The rate dipped to 7.5 percent last month from 7.6 percent in February, the Ohio Department of Job and Family Services reported Friday. The March rate was the lowest since October 2008 and lower than the national rate of 8.2 percent. A year ago, Ohio’s unemployment rate was 8.8 percent.
The March figure may be the strongest indicator yet this year that state’s job market is strengthening.
The civilian labor force grew by 10,000 to 5.81 million, and total employment was up 15,000 to 5.37 million, according to the state jobs department.
“These numbers are all positive,” said ODJFS spokesman Ben Johnson. “In previous months, the reason that total employment has fallen and the unemployment rate has fallen is that the labor force shrank. But that was not the case last month.”
Discouraged workers who drop out of the labor force are no longer counted as unemployed.
Many private industries added jobs last month, led by the trade, transportation, and utilities sectors, which grew employment by 6,300.
But state and local governments continued to slash payrolls last month by 1,200 workers.
Since the beginning of last year, the government sector has shed more than 5,000 jobs in Ohio, and government austerity is expected to continue to be a drag on the state’s jobs recovery going forward.
A recent research note from Moody’s Analytics notes that state spending with public sector employers is down in every area, except health care. And state aid to municipalities has been cut in half in the past two years, according to the report.
Such fiscal pressures are even more pronounced in Dayton, where general fund revenues are back to 1998 levels, according to Moody’s.
The economics research and consulting firm predicts weaker revenues and lower state aid will force school districts and municipalities to cut even more staff this year. Numerous school districts have announced elimination of positions including Beavercreek, Vandalia, Kettering, Centerville, Dayton and Mad River Local Schools.
“Dayton’s recovery will gain traction in 2013, led by consumer-related industries and business services,’’ said Moody’s economist Zachary Sears. In the meantime, “local government fiscal adjustments will restrain job growth.’’ Sears added that Wright-Patterson Air Force Base — the Dayton area’s largest employer with 27,000 people — will also turn into a “weight on growth over the next two years’’ amid lower defense spending goals.

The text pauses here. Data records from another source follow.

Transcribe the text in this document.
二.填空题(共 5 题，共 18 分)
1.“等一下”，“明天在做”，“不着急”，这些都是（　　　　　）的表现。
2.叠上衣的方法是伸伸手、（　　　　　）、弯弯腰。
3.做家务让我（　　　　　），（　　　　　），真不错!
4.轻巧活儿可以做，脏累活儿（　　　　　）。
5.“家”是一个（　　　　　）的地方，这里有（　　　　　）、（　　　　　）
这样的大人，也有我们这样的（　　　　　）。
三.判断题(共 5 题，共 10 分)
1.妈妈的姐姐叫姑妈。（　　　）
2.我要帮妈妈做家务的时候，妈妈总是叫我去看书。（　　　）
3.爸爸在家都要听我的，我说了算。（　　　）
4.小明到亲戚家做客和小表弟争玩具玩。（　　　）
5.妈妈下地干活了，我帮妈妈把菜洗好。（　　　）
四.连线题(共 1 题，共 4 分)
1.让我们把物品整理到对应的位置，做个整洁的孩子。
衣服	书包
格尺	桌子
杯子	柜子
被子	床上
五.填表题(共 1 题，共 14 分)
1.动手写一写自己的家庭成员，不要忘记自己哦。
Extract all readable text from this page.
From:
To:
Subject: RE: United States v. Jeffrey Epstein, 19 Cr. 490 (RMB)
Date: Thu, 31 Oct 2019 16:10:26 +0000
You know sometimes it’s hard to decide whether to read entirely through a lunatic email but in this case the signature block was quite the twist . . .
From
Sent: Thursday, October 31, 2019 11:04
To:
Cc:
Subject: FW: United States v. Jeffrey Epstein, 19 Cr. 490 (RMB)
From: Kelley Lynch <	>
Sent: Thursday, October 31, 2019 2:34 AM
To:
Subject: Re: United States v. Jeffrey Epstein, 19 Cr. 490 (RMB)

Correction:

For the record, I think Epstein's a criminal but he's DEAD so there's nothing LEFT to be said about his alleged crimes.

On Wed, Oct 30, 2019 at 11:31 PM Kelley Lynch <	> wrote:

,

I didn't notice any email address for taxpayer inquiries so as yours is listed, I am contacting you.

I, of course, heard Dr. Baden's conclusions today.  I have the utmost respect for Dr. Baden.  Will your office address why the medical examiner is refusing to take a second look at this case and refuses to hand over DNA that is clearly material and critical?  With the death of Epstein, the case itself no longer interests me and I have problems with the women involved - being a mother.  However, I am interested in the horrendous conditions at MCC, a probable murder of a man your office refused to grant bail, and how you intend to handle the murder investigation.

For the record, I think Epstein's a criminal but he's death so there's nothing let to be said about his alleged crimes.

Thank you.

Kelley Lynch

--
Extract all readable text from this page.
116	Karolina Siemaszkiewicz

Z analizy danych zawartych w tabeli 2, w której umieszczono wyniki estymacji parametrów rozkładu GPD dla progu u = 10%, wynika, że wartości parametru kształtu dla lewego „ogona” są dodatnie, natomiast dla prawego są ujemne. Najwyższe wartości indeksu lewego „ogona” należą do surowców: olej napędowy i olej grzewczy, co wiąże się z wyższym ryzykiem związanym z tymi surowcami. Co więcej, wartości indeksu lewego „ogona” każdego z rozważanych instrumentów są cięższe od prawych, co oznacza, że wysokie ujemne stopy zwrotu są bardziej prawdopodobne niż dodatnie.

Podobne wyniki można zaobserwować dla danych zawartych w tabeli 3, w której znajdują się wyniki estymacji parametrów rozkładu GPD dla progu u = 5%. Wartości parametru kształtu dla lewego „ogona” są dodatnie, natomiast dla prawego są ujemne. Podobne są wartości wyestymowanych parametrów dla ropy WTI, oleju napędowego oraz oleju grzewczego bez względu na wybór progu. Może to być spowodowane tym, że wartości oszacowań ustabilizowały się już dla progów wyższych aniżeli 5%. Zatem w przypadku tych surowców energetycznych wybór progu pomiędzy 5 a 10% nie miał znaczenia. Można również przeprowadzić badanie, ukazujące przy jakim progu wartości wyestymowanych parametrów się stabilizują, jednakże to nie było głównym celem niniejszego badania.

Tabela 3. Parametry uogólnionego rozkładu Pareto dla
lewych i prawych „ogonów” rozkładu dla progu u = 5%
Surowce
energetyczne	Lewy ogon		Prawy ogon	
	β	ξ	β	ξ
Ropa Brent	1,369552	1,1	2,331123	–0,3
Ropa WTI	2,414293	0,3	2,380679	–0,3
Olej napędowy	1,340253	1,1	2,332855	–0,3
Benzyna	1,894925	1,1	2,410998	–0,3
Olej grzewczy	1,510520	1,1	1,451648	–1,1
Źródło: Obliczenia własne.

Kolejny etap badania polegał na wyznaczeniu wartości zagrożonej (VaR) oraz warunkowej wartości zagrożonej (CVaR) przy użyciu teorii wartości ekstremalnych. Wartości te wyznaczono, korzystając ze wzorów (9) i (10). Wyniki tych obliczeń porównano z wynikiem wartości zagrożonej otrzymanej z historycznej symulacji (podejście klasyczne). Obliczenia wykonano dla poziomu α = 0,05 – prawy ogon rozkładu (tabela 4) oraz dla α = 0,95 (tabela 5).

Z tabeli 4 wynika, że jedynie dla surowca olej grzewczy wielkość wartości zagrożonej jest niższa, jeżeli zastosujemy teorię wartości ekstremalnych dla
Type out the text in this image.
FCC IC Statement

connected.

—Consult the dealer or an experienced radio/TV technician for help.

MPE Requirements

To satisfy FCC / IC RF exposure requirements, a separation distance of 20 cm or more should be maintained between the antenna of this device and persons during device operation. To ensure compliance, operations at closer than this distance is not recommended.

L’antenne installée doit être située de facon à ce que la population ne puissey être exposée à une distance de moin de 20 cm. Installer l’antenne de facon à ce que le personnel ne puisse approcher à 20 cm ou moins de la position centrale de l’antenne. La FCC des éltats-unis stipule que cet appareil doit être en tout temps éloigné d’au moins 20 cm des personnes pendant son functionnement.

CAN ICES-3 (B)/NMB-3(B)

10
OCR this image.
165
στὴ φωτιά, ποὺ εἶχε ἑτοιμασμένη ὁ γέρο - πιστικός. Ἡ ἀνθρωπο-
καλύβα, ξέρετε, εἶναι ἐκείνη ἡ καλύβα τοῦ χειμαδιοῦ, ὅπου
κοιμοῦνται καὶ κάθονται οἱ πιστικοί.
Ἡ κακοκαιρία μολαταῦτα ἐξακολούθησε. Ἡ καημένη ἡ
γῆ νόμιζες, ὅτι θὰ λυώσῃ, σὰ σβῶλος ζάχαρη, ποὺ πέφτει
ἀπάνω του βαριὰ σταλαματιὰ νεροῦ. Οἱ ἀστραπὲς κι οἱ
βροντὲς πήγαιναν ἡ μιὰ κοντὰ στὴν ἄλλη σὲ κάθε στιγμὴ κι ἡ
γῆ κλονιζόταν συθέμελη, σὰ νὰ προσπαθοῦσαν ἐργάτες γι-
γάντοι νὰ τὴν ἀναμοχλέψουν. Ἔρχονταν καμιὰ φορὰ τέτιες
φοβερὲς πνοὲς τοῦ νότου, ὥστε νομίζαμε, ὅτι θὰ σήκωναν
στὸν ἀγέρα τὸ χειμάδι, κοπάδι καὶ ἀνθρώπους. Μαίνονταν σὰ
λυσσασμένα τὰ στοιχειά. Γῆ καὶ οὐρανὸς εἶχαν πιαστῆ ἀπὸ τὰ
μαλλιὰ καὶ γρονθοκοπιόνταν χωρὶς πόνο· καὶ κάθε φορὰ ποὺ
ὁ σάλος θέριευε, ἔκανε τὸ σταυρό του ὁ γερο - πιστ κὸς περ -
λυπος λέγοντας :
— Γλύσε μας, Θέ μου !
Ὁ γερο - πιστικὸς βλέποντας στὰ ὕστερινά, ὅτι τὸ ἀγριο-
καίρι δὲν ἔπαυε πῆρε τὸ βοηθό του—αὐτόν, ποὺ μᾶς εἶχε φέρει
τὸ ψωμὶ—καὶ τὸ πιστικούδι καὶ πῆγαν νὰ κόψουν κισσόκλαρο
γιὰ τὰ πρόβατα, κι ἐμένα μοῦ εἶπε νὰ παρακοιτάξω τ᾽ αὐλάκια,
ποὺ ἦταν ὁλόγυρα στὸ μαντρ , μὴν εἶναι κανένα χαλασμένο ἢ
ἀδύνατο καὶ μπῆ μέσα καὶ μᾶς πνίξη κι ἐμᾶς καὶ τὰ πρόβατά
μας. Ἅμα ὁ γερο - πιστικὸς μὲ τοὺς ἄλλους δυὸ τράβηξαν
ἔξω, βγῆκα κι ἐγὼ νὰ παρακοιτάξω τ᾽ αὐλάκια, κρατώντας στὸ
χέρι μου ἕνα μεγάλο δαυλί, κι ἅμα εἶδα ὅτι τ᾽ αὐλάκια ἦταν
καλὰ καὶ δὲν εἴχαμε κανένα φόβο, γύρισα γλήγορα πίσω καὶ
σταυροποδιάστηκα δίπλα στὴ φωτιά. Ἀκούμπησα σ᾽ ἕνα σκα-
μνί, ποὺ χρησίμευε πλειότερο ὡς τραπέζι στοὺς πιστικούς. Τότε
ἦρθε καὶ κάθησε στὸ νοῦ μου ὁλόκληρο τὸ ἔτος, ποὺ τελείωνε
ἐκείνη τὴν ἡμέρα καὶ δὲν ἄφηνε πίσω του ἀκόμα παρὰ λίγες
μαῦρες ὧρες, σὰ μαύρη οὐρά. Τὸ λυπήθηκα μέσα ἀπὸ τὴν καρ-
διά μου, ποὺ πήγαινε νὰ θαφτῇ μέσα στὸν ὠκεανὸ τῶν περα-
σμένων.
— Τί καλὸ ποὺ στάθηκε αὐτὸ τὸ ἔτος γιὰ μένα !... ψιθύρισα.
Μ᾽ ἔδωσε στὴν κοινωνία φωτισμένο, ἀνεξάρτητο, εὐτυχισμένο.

The base announced in March that 452 positions would be cut.
Still, government spending is only one of the headwinds threatening to hold back job growth in the coming months.
High gas prices, a retreating stock market and underwater mortgages threaten to slow economic growth.
Last month, Fed Chairman Ben Bernanke said in a speech that faster economic growth is needed to maintain job market momentum.
Overall, the U.S. labor market added fewer jobs than economists had expected last month, a sign that employment gains across the country could already be slowing.
The Bureau of Labor Statistics said the economy added 120,000 jobs in March, compared to the more than 200,000 that many analysts had predicted.